Dr. Alisha Winn, an adjunct professor in the School of Ministry, pioneered a project that connected youth with elders in their communities to record some previously-untold stories of overcoming racism and segregation.
A team of three PBA interns — Josmery Botello, Nicole DeAvila and Catalina Rios — supported Winn’s project. As a tech assistant, Botello helped the elders get online for their Zoom interviews during the height of the COVID-19 pandemic.
Winn shared about the Palm Beach County African American Oral History Project with PBA students, faculty and staff in the Lassiter Rotunda of the Warren Library on Tuesday, Oct. 25. Dr. John Doncevic, director of the Warren Library, introduced Winn’s work saying, “This really is about PBA’s DNA of Enlightening Minds, Enriching Souls and Extending Hands in action.”
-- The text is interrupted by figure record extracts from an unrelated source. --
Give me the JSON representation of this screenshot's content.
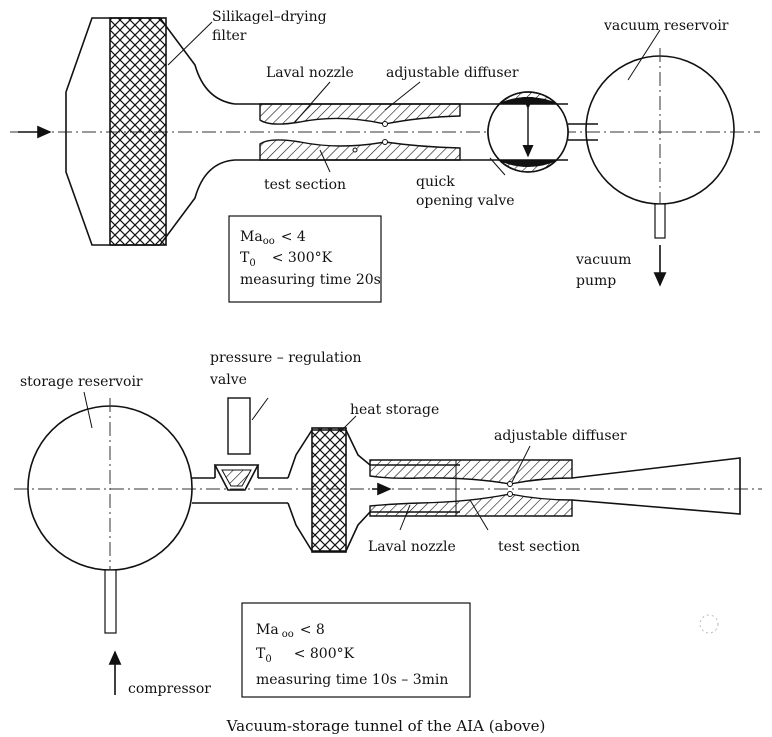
{
  "top": {
    "labels": {
      "filter": [
        "Silikagel–drying",
        "filter"
      ],
      "laval": "Laval nozzle",
      "diffuser": "adjustable diffuser",
      "reservoir": "vacuum reservoir",
      "test_section": "test section",
      "valve": [
        "quick",
        "opening valve"
      ],
      "pump": [
        "vacuum",
        "pump"
      ]
    },
    "specs": {
      "line1": {
        "sym": "Ma",
        "sub": "oo",
        "rel": "< 4"
      },
      "line2": {
        "sym": "T",
        "sub": "0",
        "rel": "< 300°K"
      },
      "line3": "measuring time 20s"
    }
  },
  "bottom": {
    "labels": {
      "prv": [
        "pressure – regulation",
        "valve"
      ],
      "storage": "storage reservoir",
      "heat": "heat storage",
      "diffuser": "adjustable diffuser",
      "laval": "Laval nozzle",
      "test_section": "test section",
      "compressor": "compressor"
    },
    "specs": {
      "line1": {
        "sym": "Ma",
        "sub": "oo",
        "rel": "< 8"
      },
      "line2": {
        "sym": "T",
        "sub": "0",
        "rel": "< 800°K"
      },
      "line3": "measuring time 10s – 3min"
    }
  },
  "caption": "Vacuum-storage tunnel of the AIA (above)"
}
“There’s a huge gap between youth and elders,” Winn said, and her work helped bridge that gap.
Eight elders from West Palm Beach, Delray Beach, Belle Glade, Pahokee and Riviera Beach were interviewed by five teenage researchers. The elders told their interviewers about life growing up in Palm Beach County. A PBA intern was on every call to facilitate the interviews.
The end product was a 10-minute documentary and a booklet produced for the elders who are not online. The oral history project shares stories on Instagram, and a public exhibit in each city is also planned, Winn said.
Rios, one of the PBA interns, said she got to learn “a whole different side of history that you don’t really see.”
Each young person interviewed at least one elder from his or her city. But before the youth conducted any interviews, each one was assigned a decade to study, Winn said. It was evident from the youth feedback that the participants developed a stronger sense of identity and self-worth, increased their appreciation for the past and gained respect for elders, Winn said. Students also developed a deeper understanding of resilience in the face of racism, she added.
For many of the elders, it was the first time anyone asked them about their previously unknown contributions to the county.
One of the elders, Mary Lopez, described living one street away from a school that she was not allowed to attend because she was Black. She picked up books from “the book building” at the white school so that she and her classmates at the Black school would have textbooks to use.
“These things that I’m telling you, nobody ever told me. These are things that I saw,” Lopez told the youth researchers.
Another of the elders, Alfred Straghn, was raised in a segregated neighborhood in Delray Beach. He became a civil rights activist and chairman of the local NAACP. Straghn died shortly after his interview, which underscored the importance and timeliness of the project.
Cordayja Searcy, the Delray Beach teenager who interviewed Straghn, said he never tired of his work, and “he is also the type of man to protect everyone, no matter what race or background they come from.”
In addition to her faculty position, Winn is an applied anthropologist and owner of Consider the Culture, a full-service educational and community engagement firm specializing in community outreach and cultural education. She began the Palm Beach County African American Oral History Virtual Pilot Project in partnership with the Palm Beach County School District and the Children’s Services Council of Palm Beach County.
After the project Winn hired Rios as her assistant in Consider the Culture. Rios graduated in December 2022 graduate.
Photo 1: Dr. Alisha Winn presents on the Palm Beach County African American Oral History Project in the Warren Library on Tuesday, Oct. 25.
Photo 2: PBA alumna Catalina Rios speaks about what she learned from working on the Palm Beach County African American Oral History Project as an intern.